The men also determined the true course of the Upper Missouri and its major tributaries, and they observed that instead of a short portage, a long one separated the Missouri from the Columbia river. Besides from their geographical discoveries they also identified many flora and fauna species. They accurately described 120 mammals, birds, reptiles, fish, and, 182 plant species. In an excerpt from Lewis and Clark's journals he states of their first encounter with a coyote (prairie wolf). "A prairie wolf come near the bank and barked at us this evening, we made an attempt but could not git him, the animale barkes like a large ferce dog."(Lewis and Clark, 1996, Internet)  The introduction of these new species of flora and fauna added to the scientific knowledge of America and improved their intelligence of the newly purchased landscape. This is supported by "quote". The Corps of discovery was additionally able to maintain a friendly relationship with the American-Indians during the expedition, another example that displayed the success of the journey.
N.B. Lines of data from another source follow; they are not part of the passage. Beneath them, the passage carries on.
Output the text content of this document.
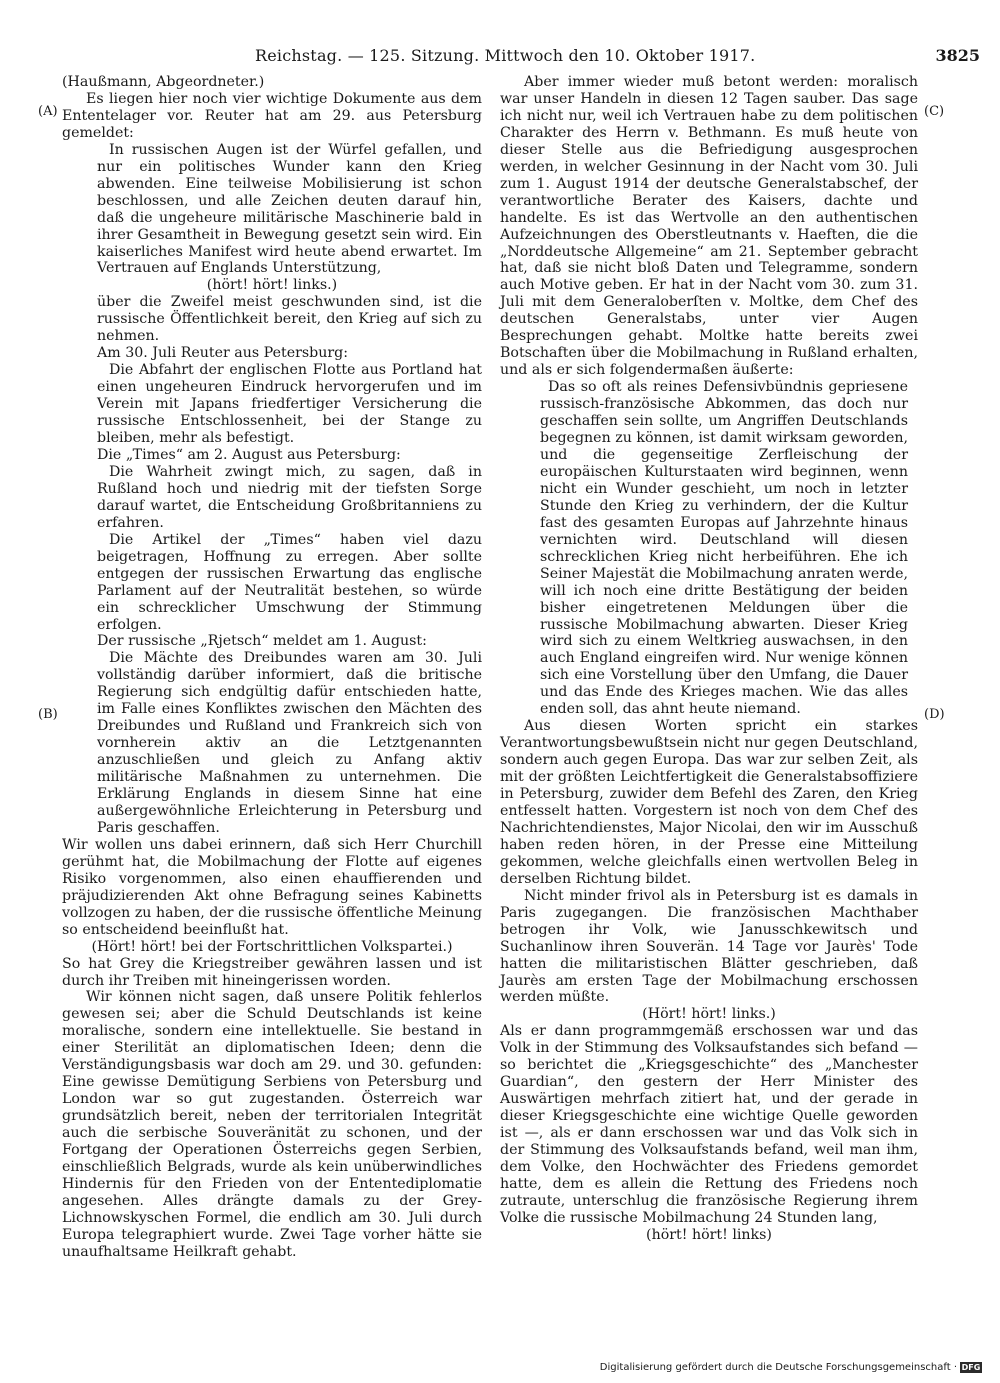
Reichstag. — 125. Sitzung. Mittwoch den 10. Oktober 1917.	3825
(A)
(B)
(C)
(D)

(Haußmann, Abgeordneter.)

Es liegen hier noch vier wichtige Dokumente aus dem Ententelager vor. Reuter hat am 29. aus Petersburg gemeldet:

In russischen Augen ist der Würfel gefallen, und nur ein politisches Wunder kann den Krieg abwenden. Eine teilweise Mobilisierung ist schon beschlossen, und alle Zeichen deuten darauf hin, daß die ungeheure militärische Maschinerie bald in ihrer Gesamtheit in Bewegung gesetzt sein wird. Ein kaiserliches Manifest wird heute abend erwartet. Im Vertrauen auf Englands Unterstützung,

(hört! hört! links.)

über die Zweifel meist geschwunden sind, ist die russische Öffentlichkeit bereit, den Krieg auf sich zu nehmen.

Am 30. Juli Reuter aus Petersburg:

Die Abfahrt der englischen Flotte aus Portland hat einen ungeheuren Eindruck hervorgerufen und im Verein mit Japans friedfertiger Versicherung die russische Entschlossenheit, bei der Stange zu bleiben, mehr als befestigt.

Die „Times“ am 2. August aus Petersburg:

Die Wahrheit zwingt mich, zu sagen, daß in Rußland hoch und niedrig mit der tiefsten Sorge darauf wartet, die Entscheidung Großbritanniens zu erfahren.

Die Artikel der „Times“ haben viel dazu beigetragen, Hoffnung zu erregen. Aber sollte entgegen der russischen Erwartung das englische Parlament auf der Neutralität bestehen, so würde ein schrecklicher Umschwung der Stimmung erfolgen.

Der russische „Rjetsch“ meldet am 1. August:

Die Mächte des Dreibundes waren am 30. Juli vollständig darüber informiert, daß die britische Regierung sich endgültig dafür entschieden hatte, im Falle eines Konfliktes zwischen den Mächten des Dreibundes und Rußland und Frankreich sich von vornherein aktiv an die Letztgenannten anzuschließen und gleich zu Anfang aktiv militärische Maßnahmen zu unternehmen. Die Erklärung Englands in diesem Sinne hat eine außergewöhnliche Erleichterung in Petersburg und Paris geschaffen.

Wir wollen uns dabei erinnern, daß sich Herr Churchill gerühmt hat, die Mobilmachung der Flotte auf eigenes Risiko vorgenommen, also einen ehauffierenden und präjudizierenden Akt ohne Befragung seines Kabinetts vollzogen zu haben, der die russische öffentliche Meinung so entscheidend beeinflußt hat.

(Hört! hört! bei der Fortschrittlichen Volkspartei.)

So hat Grey die Kriegstreiber gewähren lassen und ist durch ihr Treiben mit hineingerissen worden.

Wir können nicht sagen, daß unsere Politik fehlerlos gewesen sei; aber die Schuld Deutschlands ist keine moralische, sondern eine intellektuelle. Sie bestand in einer Sterilität an diplomatischen Ideen; denn die Verständigungsbasis war doch am 29. und 30. gefunden: Eine gewisse Demütigung Serbiens von Petersburg und London war so gut zugestanden. Österreich war grundsätzlich bereit, neben der territorialen Integrität auch die serbische Souveränität zu schonen, und der Fortgang der Operationen Österreichs gegen Serbien, einschließlich Belgrads, wurde als kein unüberwindliches Hindernis für den Frieden von der Ententediplomatie angesehen. Alles drängte damals zu der Grey-Lichnowskyschen Formel, die endlich am 30. Juli durch Europa telegraphiert wurde. Zwei Tage vorher hätte sie unaufhaltsame Heilkraft gehabt.

Aber immer wieder muß betont werden: moralisch war unser Handeln in diesen 12 Tagen sauber. Das sage ich nicht nur, weil ich Vertrauen habe zu dem politischen Charakter des Herrn v. Bethmann. Es muß heute von dieser Stelle aus die Befriedigung ausgesprochen werden, in welcher Gesinnung in der Nacht vom 30. Juli zum 1. August 1914 der deutsche Generalstabschef, der verantwortliche Berater des Kaisers, dachte und handelte. Es ist das Wertvolle an den authentischen Aufzeichnungen des Oberstleutnants v. Haeften, die die „Norddeutsche Allgemeine“ am 21. September gebracht hat, daß sie nicht bloß Daten und Telegramme, sondern auch Motive geben. Er hat in der Nacht vom 30. zum 31. Juli mit dem Generaloberſten v. Moltke, dem Chef des deutschen Generalstabs, unter vier Augen Besprechungen gehabt. Moltke hatte bereits zwei Botschaften über die Mobilmachung in Rußland erhalten, und als er sich folgendermaßen äußerte:

Das so oft als reines Defensivbündnis gepriesene russisch-französische Abkommen, das doch nur geschaffen sein sollte, um Angriffen Deutschlands begegnen zu können, ist damit wirksam geworden, und die gegenseitige Zerfleischung der europäischen Kulturstaaten wird beginnen, wenn nicht ein Wunder geschieht, um noch in letzter Stunde den Krieg zu verhindern, der die Kultur fast des gesamten Europas auf Jahrzehnte hinaus vernichten wird. Deutschland will diesen schrecklichen Krieg nicht herbeiführen. Ehe ich Seiner Majestät die Mobilmachung anraten werde, will ich noch eine dritte Bestätigung der beiden bisher eingetretenen Meldungen über die russische Mobilmachung abwarten. Dieser Krieg wird sich zu einem Weltkrieg auswachsen, in den auch England eingreifen wird. Nur wenige können sich eine Vorstellung über den Umfang, die Dauer und das Ende des Krieges machen. Wie das alles enden soll, das ahnt heute niemand.

Aus diesen Worten spricht ein starkes Verantwortungsbewußtsein nicht nur gegen Deutschland, sondern auch gegen Europa. Das war zur selben Zeit, als mit der größten Leichtfertigkeit die Generalstabsoffiziere in Petersburg, zuwider dem Befehl des Zaren, den Krieg entfesselt hatten. Vorgestern ist noch von dem Chef des Nachrichtendienstes, Major Nicolai, den wir im Ausschuß haben reden hören, in der Presse eine Mitteilung gekommen, welche gleichfalls einen wertvollen Beleg in derselben Richtung bildet.

Nicht minder frivol als in Petersburg ist es damals in Paris zugegangen. Die französischen Machthaber betrogen ihr Volk, wie Janusschkewitsch und Suchanlinow ihren Souverän. 14 Tage vor Jaurès' Tode hatten die militaristischen Blätter geschrieben, daß Jaurès am ersten Tage der Mobilmachung erschossen werden müßte.

(Hört! hört! links.)

Als er dann programmgemäß erschossen war und das Volk in der Stimmung des Volksaufstandes sich befand — so berichtet die „Kriegsgeschichte“ des „Manchester Guardian“, den gestern der Herr Minister des Auswärtigen mehrfach zitiert hat, und der gerade in dieser Kriegsgeschichte eine wichtige Quelle geworden ist —, als er dann erschossen war und das Volk sich in der Stimmung des Volksaufstands befand, weil man ihm, dem Volke, den Hochwächter des Friedens gemordet hatte, dem es allein die Rettung des Friedens noch zutraute, unterschlug die französische Regierung ihrem Volke die russische Mobilmachung 24 Stunden lang,

(hört! hört! links)

Digitalisierung gefördert durch die Deutsche Forschungsgemeinschaft · DFG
The expedition group and the American Indians thoroughly maintained a healthy relationship in the course of the journey, with the Indians playing an important role in the safety and overall success of the group. It is thought that without the help of the Indians they met, the group would not have been able to make it to the Pacific coast and back. The men encountered many tribes of native people on the expedition and write of trading corn for needles, scissors, knives and other goods to keep the peace. They also gave the Indians letters from President Jefferson, with the addition of gold medallions, specially made. By keeping peace with the American-Indians by trade and general friendliness, the Corps established a good relationship with them that ensured the native people would do little to harm the American people. In return the American-Indians gave them food, hospitality, animals, and invited them to feasts and to celebrate with them. In one of their journals, Lewis writes about meeting with the tribe Teton Sioux in present day Dakota. "... I was met by about 10 well dressd yound men who took me up in a roabe highly a decrated and set me down by the side of their chief and dressd roabe in a large council house... under this shelter about 70 men set forming a circle in front of the Chiefs... a large fire was near in which provisions were cooking, in the center about 400 wt. of excellent buffalo beif as a present for us." This truly shows the. hospitality an pd graciousness of the native people. Besides the successes they made through out the journey, the Lewis and Clark expedition also lead for many things for America.

The Expedition of Lewis and Clark had a large affect on America and the American Indian people, though not of the same affect. At the return of the explorers many more American people moved into the new land. Traders, explorers, woodsmen and setters all followed and lived in the west, spreading the American way of life to the Pacific coast.